Highlights & Insights¶
- The "concise is not effective" insight is highly provocative: Structured lists (Fictsheets) lead to rapid overfitting but poor generalization. This suggests LLM knowledge acquisition relies on distributional patterns rather than explicit factual encoding.
- Dataset as a "living asset": The pipeline allows for regenerating new datasets, making it more valuable than a static, one-time dataset.
- Rigorous experimental design: The use of blind/informed filtering and TriviaQA control experiments ensures the credibility of the conclusions.
- The "leakage" phenomenon indicates that knowledge boundaries in LLMs are blurrier than expected, providing direct implications for machine unlearning research.
Limitations & Future Work¶
- Potential unintended content overlap between fictional documents (similarity across seed events) may contribute to the "leakage" effect.
- The reliance on GPT-4o for generation might introduce specific model biases.
- Experiments were conducted on models \(\le 8B\); behaviors in large-scale pre-training scenarios might differ.
- The 5% injection rate was fixed; the impact of different rates on memorization forms was not systematically studied.
Related Work & Insights¶
- vs TOFU: TOFU is designed for unlearning using templated fill-in-the-blank questions and lacks source documents. FictionalQA provides both multi-style documents and QA, closely mirroring real pre-training data.
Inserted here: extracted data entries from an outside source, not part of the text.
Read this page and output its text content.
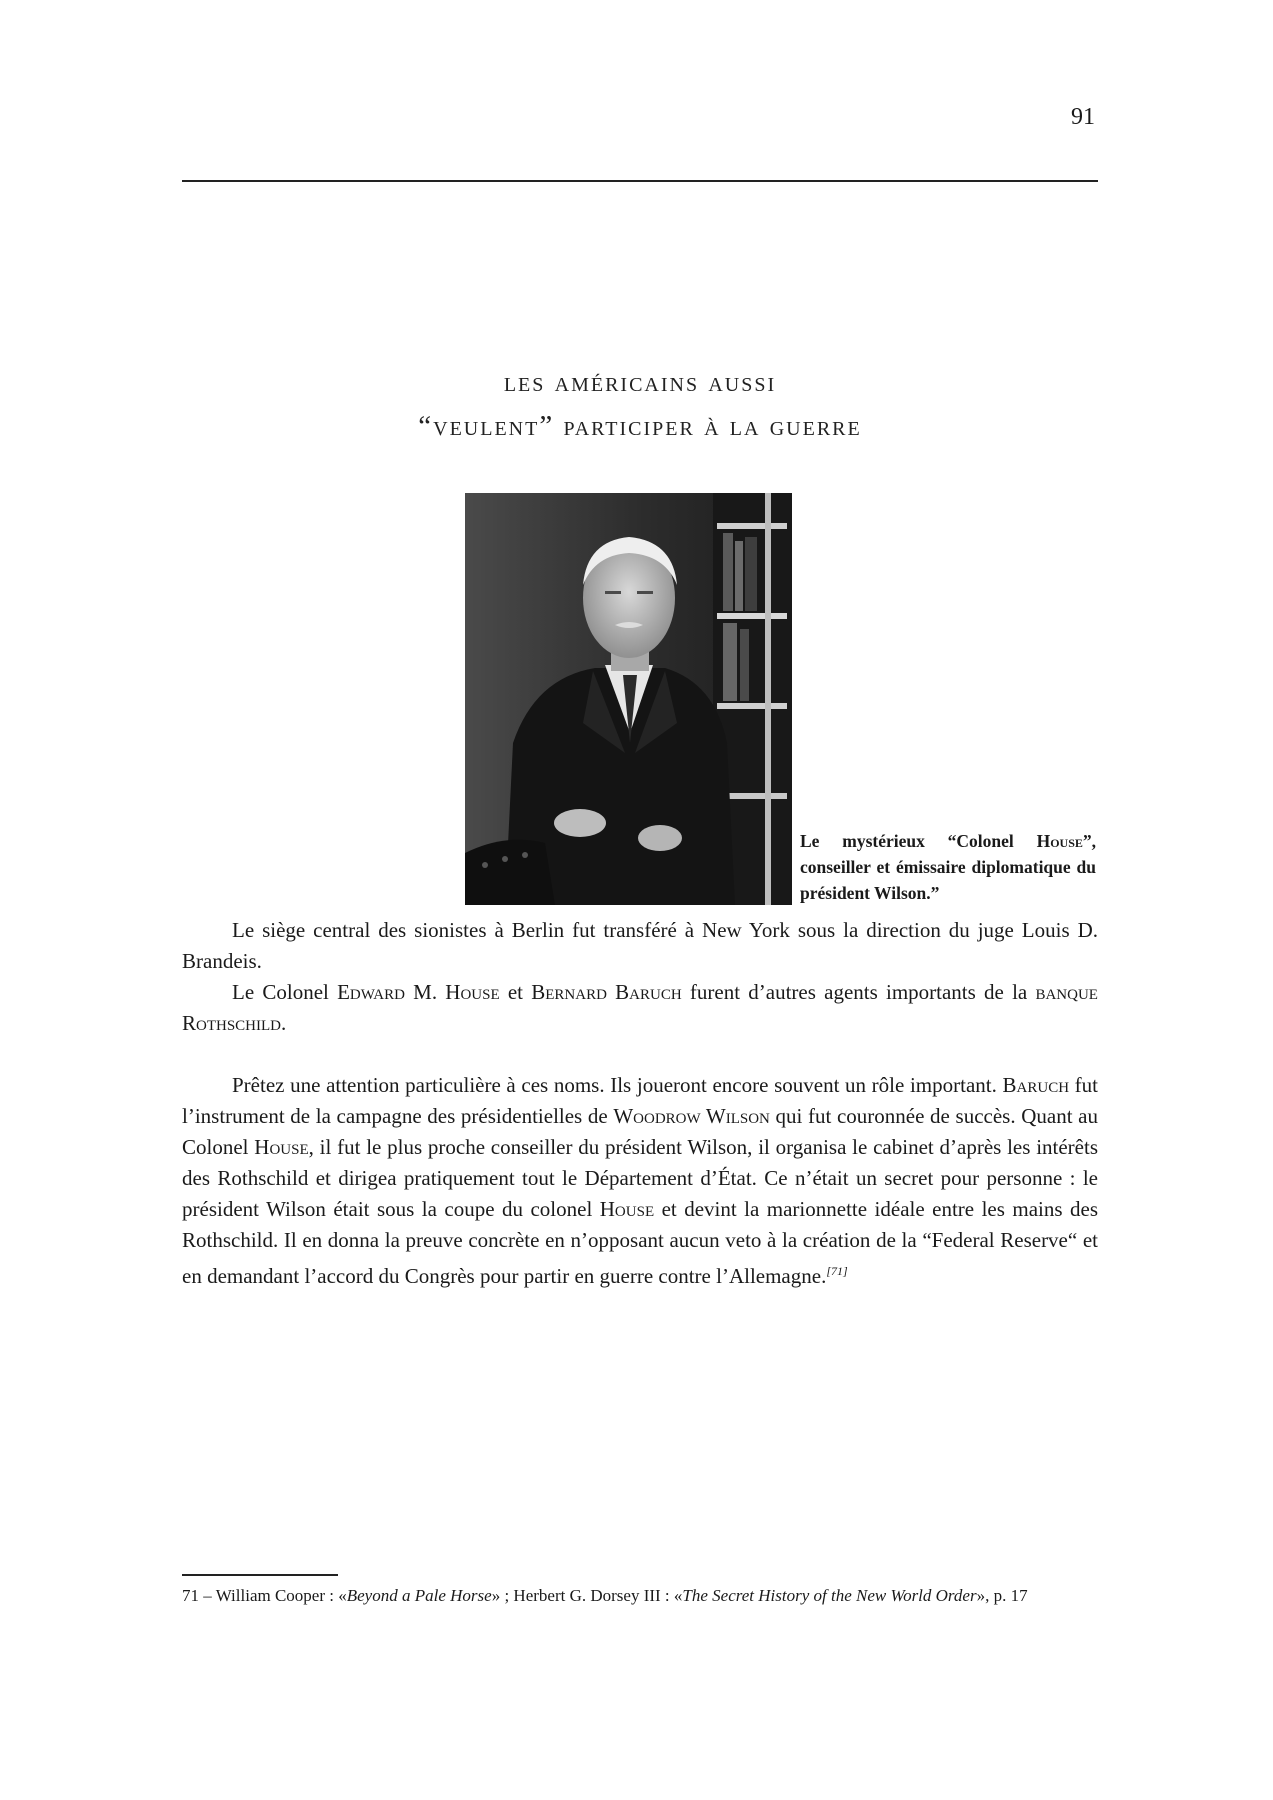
91
les américains aussi
“veulent” participer à la guerre
Le mystérieux “Colonel House”, conseiller et émissaire diplomatique du président Wilson.”

Le siège central des sionistes à Berlin fut transféré à New York sous la direction du juge Louis D. Brandeis.

Le Colonel Edward M. House et Bernard Baruch furent d’autres agents importants de la banque Rothschild.

Prêtez une attention particulière à ces noms. Ils joueront encore souvent un rôle important. Baruch fut l’instrument de la campagne des présidentielles de Woodrow Wilson qui fut couronnée de succès. Quant au Colonel House, il fut le plus proche conseiller du président Wilson, il organisa le cabinet d’après les intérêts des Rothschild et dirigea pratiquement tout le Département d’État. Ce n’était un secret pour personne : le président Wilson était sous la coupe du colonel House et devint la marionnette idéale entre les mains des Rothschild. Il en donna la preuve concrète en n’opposant aucun veto à la création de la “Federal Reserve“ et en demandant l’accord du Congrès pour partir en guerre contre l’Allemagne.[71]

71 – William Cooper : «Beyond a Pale Horse» ; Herbert G. Dorsey III : «The Secret History of the New World Order», p. 17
- vs Synthetic Biographies (Allen-Zhu & Li): Those are more templated; FictionalQA's webtext style is more natural and diverse, suitable for studying surface form impacts.
- vs New News (Park et al. 2025): New News is small (75 articles + 375 questions); FictionalQA is larger and fully automated.
- vs Fictional Knowledge (Chang et al. 2024): FictionalQA avoids sci-fi themes to prevent entanglement with real-world knowledge.
Rating¶
- Novelty: ⭐⭐⭐⭐ The hierarchical pipeline and multi-split strategies are clever, though the core idea of using fictional data is not entirely new.
- Experimental Thoroughness: ⭐⭐⭐⭐ Systematic experiments across multiple models and splits, though lacking large-scale pre-training tests.
- Writing Quality: ⭐⭐⭐⭐⭐ Clear structure with detailed motivation and rigorous variable control.
- Value: ⭐⭐⭐⭐ Significant academic value for understanding LLM memorization; the dataset serves as a reusable asset.